When I first partioned my disk I put /boot on the first partition and gave it 96M, following some advice found online I assume. This is not enough. I suggest giving it 256M. It is still a fraction of your hard disk. And because /boot is special it is impossible, or at least complex, to move some files to other partitions and link to them.
About a week ago ubuntu upgrade started complaining about a kernel upgrade problem. I ignored it for a few days assuming it would sort itself out. But it kept happening. Then when I viewed details of the upgrade I noticed (just briefly before it vanished off-screen) it was saying not enough diskspace on /boot.

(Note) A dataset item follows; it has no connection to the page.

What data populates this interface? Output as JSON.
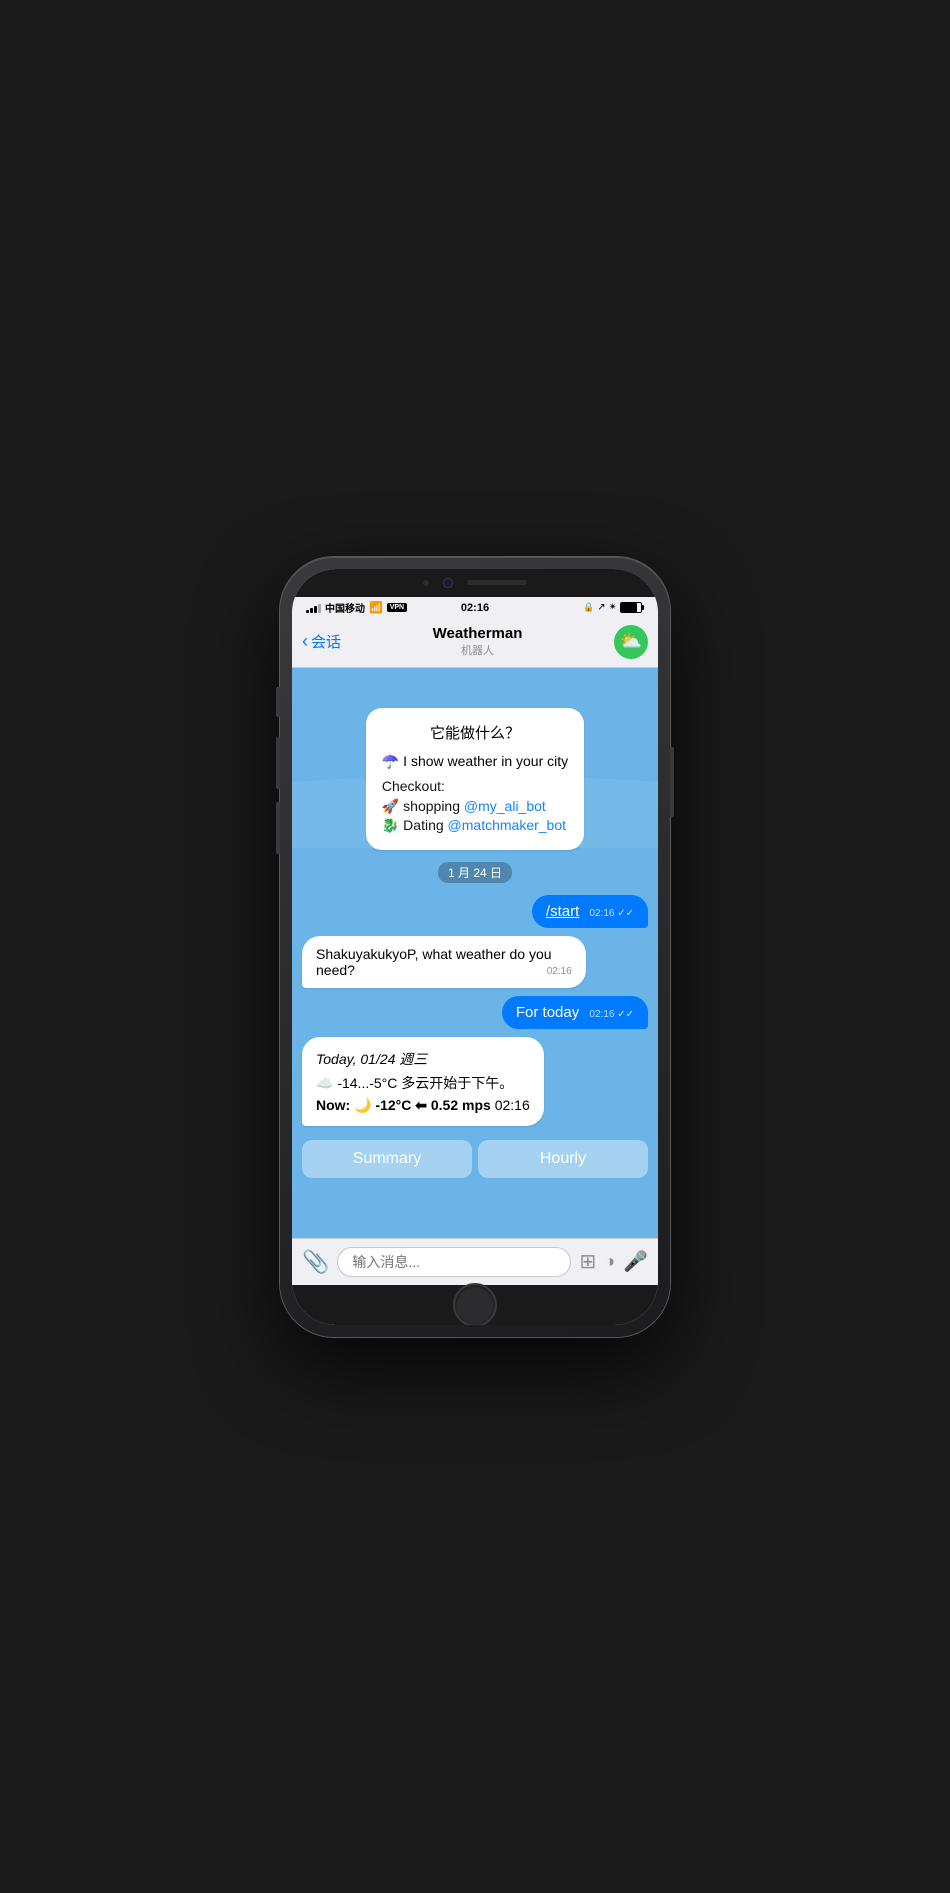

Not again! When I tried to upgrade from Ubuntu 7 to Ubuntu 8 lack of space on /boot caused problems then too.
Poking around I also found I still had linux-generic packages installed, even though I'd switched to the linux-server kernel (see 6Gb on 32-bit linux). I deleted all packages that had the word "generic" in their name. After a reboot I still had one "generic" file left in /boot which I then just deleted. There was also a *.bak file for my current kernel. Datestamp was for a week ago, so I deleted that too.
It doesn't look like I've broken anything, and I'm now down to using 40M on /boot with 48M free (and I still have Ubuntu 7's linux-server kernel in there, which I think is now pointless, so I could reduce it even more).
Therefore, you can get away with a mere 96M /boot partition, it just requires more time and effort.
Conversely, I think a /boot partition above a certain size (1G?) causes problem at boot time, which is the whole reason for have a separate /boot partition. But I'm no expert, and that may be old-fashioned advice, and every BIOS on every motherboard made in the last 10 years may in fact be fine.
I dunno, and am too busy with more interesting stuff to study up on it, which is why I'll go for a 256M partition on my next computer.